(openPR) Die DAW Deutsche Akademie für Wirtschaft GmbH bietet im 1. Halbjahr 2009 erstmals eine Seminarreihe zum Thema „Strafrecht“ an. Diese zweitägige Seminarveranstaltung (modulartiger Aufbau, es kann auch nur ein Modul besucht werden), welche an mehreren Orten im Bundesgebiet angeboten wird, richtet sich an Rechtsanwälte und Fachanwälte für Strafrecht.
Vorgesehen sind –vorbehaltlich sich noch ergebender Änderungen- folgende Themen:
Modul A:
Beweisaufnahme in der Hauptverhandlung: Umfang der Beweisaufnahme, Beweisantragsrecht, Beweisverwertungsverbote
Die Beweisaufnahme ist das Kernstück der Hauptverhandlung; in den meisten Fällen ist das Schicksal des Angeklagten vom Ergebnis der Beweisaufnahme abhängig. Die Erfolgsaussichten der Verteidigung sind nicht unwesentlich davon abhängig, ob der Verteidiger in der Lage ist, Beweisanträge zu stellen, an denen das Gericht nicht vorbeikommt. Um Beweisanträge zu stellen, denen das Gericht nachgehen wird, muss der Verteidiger Kenntnis davon haben, in welchem Umfang das Gericht zur Beweiserhebung verpflichtet ist. Auch der an sich schuldige Angeklagte wird freigesprochen, wenn bezüglich der maßgeblichen Beweise ein Beweisverwertungsverbot besteht. Daher ist die Kenntnis des Rechts der Beweiserhebungsverbote und die Fähigkeit, Beweisverwertungsverbote durchzusetzen, von maßgebender Bedeutung für eine erfolgreiche Verteidigung.
Modul B:
Einführung in das Revisionsrecht – an Beispielen dargestellt
Das Recht der strafrechtlichen Revision ist höchst kompliziert und wird von nur wenigen Strafverteidigern beherrscht. Auf der anderen Seite lässt sich mit Revisionen im Strafrecht gutes Geld verdienen. Außerdem lässt sich aussichtsreicher in der Tatsacheninstanz verteidigen, wenn das Gericht weiß, dass der Verteidiger ggfs. Revision einlegen und diese auch in erfolgversprechender Weise begründen kann. Und schließlich hat der Verteidiger, der für seinen Mandanten als Pflichtverteidiger tätig geworden ist, uU keine andere Wahl als die Revision selbst zu begründen, weil der Mandant kein Geld für einen kundigen Wahlverteidiger hat, der die Revision begründen könnte. Das Seminar ist als fallbezogene Einführung in das Revisionsrecht gedacht. Es werden Revisionsverfahren von der Revisionseinlegung bis zur Entscheidung des Revisionsgerichts beispielhaft dargestellt und die Voraussetzungen für die Erhebung zulässiger und begründeter Revisionsrügen bezogen auf häufig vorkommende Verfahrensfehler vermittelt.

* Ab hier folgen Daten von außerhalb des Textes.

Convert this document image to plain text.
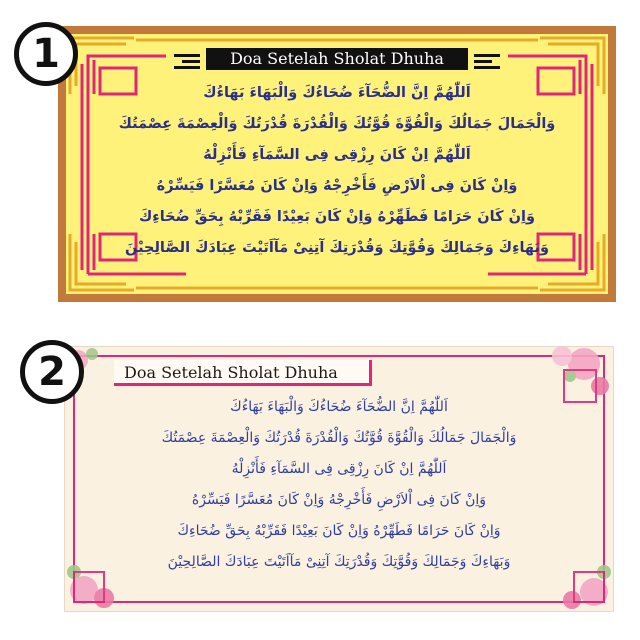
Doa Setelah Sholat Dhuha
اَللّٰهُمَّ اِنَّ الضُّحَآءَ ضُحَاءُكَ وَالْبَهَاءَ بَهَاءُكَ
وَالْجَمَالَ جَمَالُكَ وَالْقُوَّةَ قُوَّتُكَ وَالْقُدْرَةَ قُدْرَتُكَ وَالْعِصْمَةَ عِصْمَتُكَ
اَللّٰهُمَّ اِنْ كَانَ رِزْقِى فِى السَّمَآءِ فَأَنْزِلْهُ
وَاِنْ كَانَ فِى اْلاَرْضِ فَأَخْرِجْهُ وَاِنْ كَانَ مُعَسَّرًا فَيَسِّرْهُ
وَاِنْ كَانَ حَرَامًا فَطَهِّرْهُ وَاِنْ كَانَ بَعِيْدًا فَقَرِّبْهُ بِحَقِّ ضُحَاءِكَ
وَبَهَاءِكَ وَجَمَالِكَ وَقُوَّتِكَ وَقُدْرَتِكَ آتِنِىْ مَآاَتَيْتَ عِبَادَكَ الصَّالِحِيْنَ
1
Doa Setelah Sholat Dhuha
اَللّٰهُمَّ اِنَّ الضُّحَآءَ ضُحَاءُكَ وَالْبَهَاءَ بَهَاءُكَ
وَالْجَمَالَ جَمَالُكَ وَالْقُوَّةَ قُوَّتُكَ وَالْقُدْرَةَ قُدْرَتُكَ وَالْعِصْمَةَ عِصْمَتُكَ
اَللّٰهُمَّ اِنْ كَانَ رِزْقِى فِى السَّمَآءِ فَأَنْزِلْهُ
وَاِنْ كَانَ فِى اْلاَرْضِ فَأَخْرِجْهُ وَاِنْ كَانَ مُعَسَّرًا فَيَسِّرْهُ
وَاِنْ كَانَ حَرَامًا فَطَهِّرْهُ وَاِنْ كَانَ بَعِيْدًا فَقَرِّبْهُ بِحَقِّ ضُحَاءِكَ
وَبَهَاءِكَ وَجَمَالِكَ وَقُوَّتِكَ وَقُدْرَتِكَ آتِنِىْ مَآاَتَيْتَ عِبَادَكَ الصَّالِحِيْنَ
2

Dozent und Skriptverfasser ist Herr Dipl.-Betriebswirt Hans Meyer-Mews, Rechtsanwalt und Fachanwalt für Strafrecht.
Die Teilnehmer erhalten eine Teilnahmebestätigung über 5,5 Zeitstunden pro Modul gemäß §15 FAO sowie 55 Punkte pro Modul zur Erlangung des Fortbildungszertifikats der Bundesrechtsanwaltskammer Berlin.